Gorham Fayette district gets school site option

3/23/2005

FAYETTE, Ohio - Gorham Fayette school board members have approved an option to buy about 60 acres as a possible site for a new school to house all district students.

The land, owned by Greg and Sue Armstrong, is just south of the Fayette village limits, along Fulton County Road R east of State Rt. 66, Superintendent Dave Hankins said yesterday.

Buying the land at $4,000 per acre would be contingent on the availability of funds, he said. A special school board meeting may be scheduled to discuss a possible bond issue on the ballot this year, Mr. Hankins said.

Last year, the Ohio School Facilities Commission approved giving Gorham Fayette $11.2 million for a new school if the district could raise $3.3 million locally by today. The state funding is no longer available, Mr. Hankins said, but if voters approve the local funding, school officials would talk to the commission about state money for the building project. Plans call for a building that would replace Franklin Elementary in the community of Zone and the Fayette building, which now houses elementary, junior, and senior high students.

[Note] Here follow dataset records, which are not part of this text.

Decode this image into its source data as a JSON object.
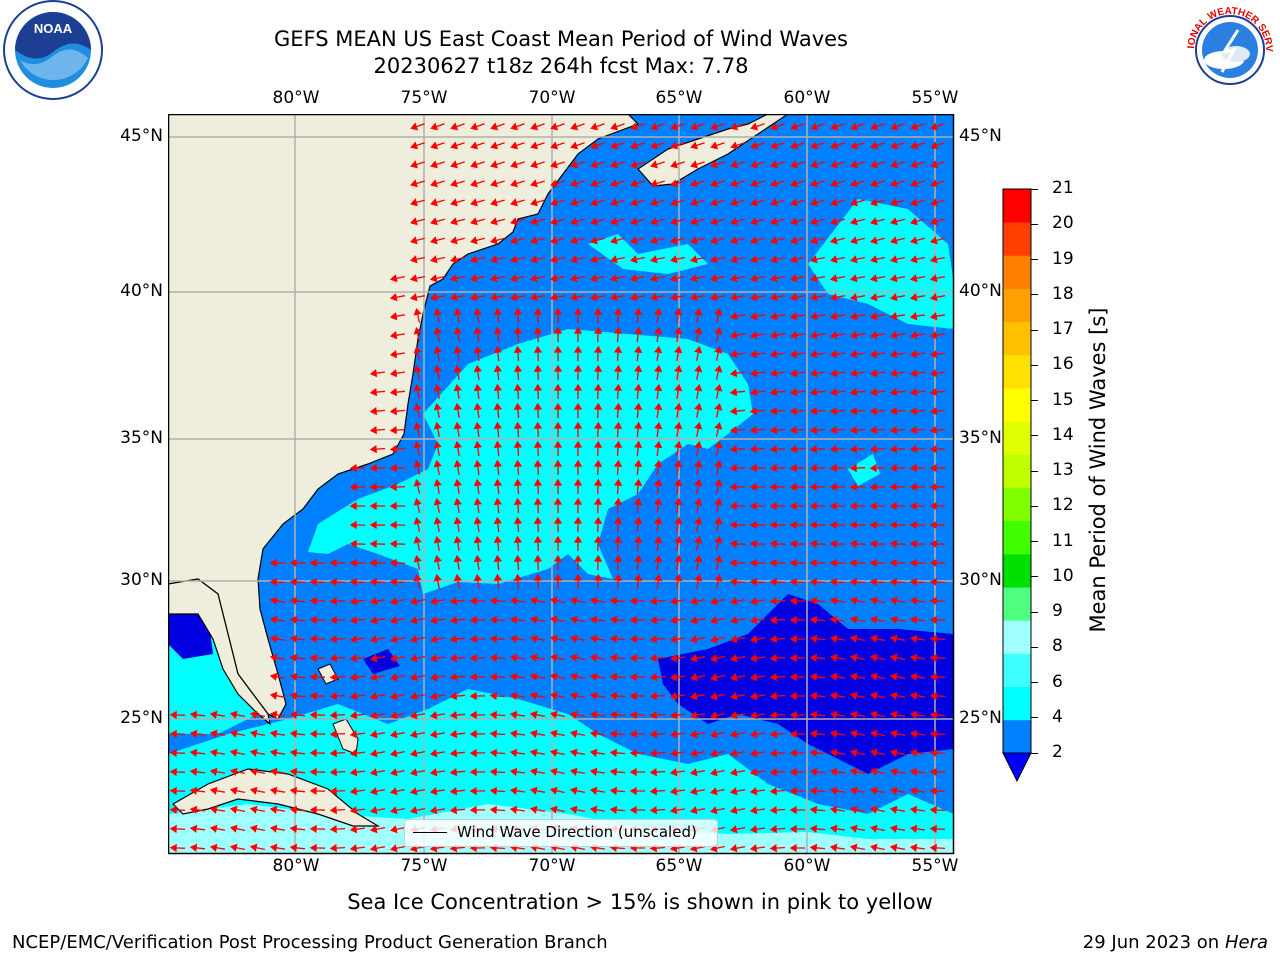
{
  "header": {
    "title_line1": "GEFS MEAN US East Coast Mean Period of Wind Waves",
    "title_line2": "20230627 t18z 264h fcst   Max: 7.78"
  },
  "logos": {
    "left": {
      "icon": "noaa-logo-icon",
      "text": "NOAA"
    },
    "right": {
      "icon": "nws-logo-icon",
      "text": "NATIONAL WEATHER SERVICE"
    }
  },
  "map": {
    "lon_labels": [
      "80°W",
      "75°W",
      "70°W",
      "65°W",
      "60°W",
      "55°W"
    ],
    "lat_labels": [
      "45°N",
      "40°N",
      "35°N",
      "30°N",
      "25°N"
    ],
    "legend_label": "Wind Wave Direction (unscaled)",
    "colors": {
      "land": "#efeedc",
      "ocean_2_4": "#0080ff",
      "ocean_4_6": "#00ffff",
      "ocean_below_2": "#0000e0",
      "arrows": "#ff0000",
      "grid": "#b0b0b0"
    }
  },
  "colorbar": {
    "label": "Mean Period of Wind Waves [s]",
    "ticks": [
      "2",
      "4",
      "6",
      "8",
      "9",
      "10",
      "11",
      "12",
      "13",
      "14",
      "15",
      "16",
      "17",
      "18",
      "19",
      "20",
      "21"
    ],
    "colors": [
      "#0080ff",
      "#00ffff",
      "#40ffff",
      "#a0ffff",
      "#50ff80",
      "#00e000",
      "#40ff00",
      "#80ff00",
      "#c0ff00",
      "#e0ff00",
      "#ffff00",
      "#ffe000",
      "#ffc000",
      "#ffa000",
      "#ff8000",
      "#ff4000",
      "#ff0000"
    ],
    "under_color": "#0000ff"
  },
  "footer": {
    "note": "Sea Ice Concentration > 15% is shown in pink to yellow",
    "left": "NCEP/EMC/Verification Post Processing Product Generation Branch",
    "right_date": "29 Jun 2023 on",
    "right_machine": "Hera"
  }
}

District officials have been looking into plans to abandon the Fayette building because of concerns about cancer-causing contamination from a former automotive parts plant near the school.

The Ohio Environmental Protection Agency monitors the building. At issue is groundwater contamination from a compound called trichloroethylene that was used as a degreaser in the plant.

The school board is suing D.H. Holdings Corp., the company responsible for the factory site, contending that contamination from the former Fayette Tubular Products Inc. poses long-term health risks at the school. The board wants D.H. Holdings to pay $3.3 million plus unspecified expenses involved with building and moving into a new school. The lawsuit is pending.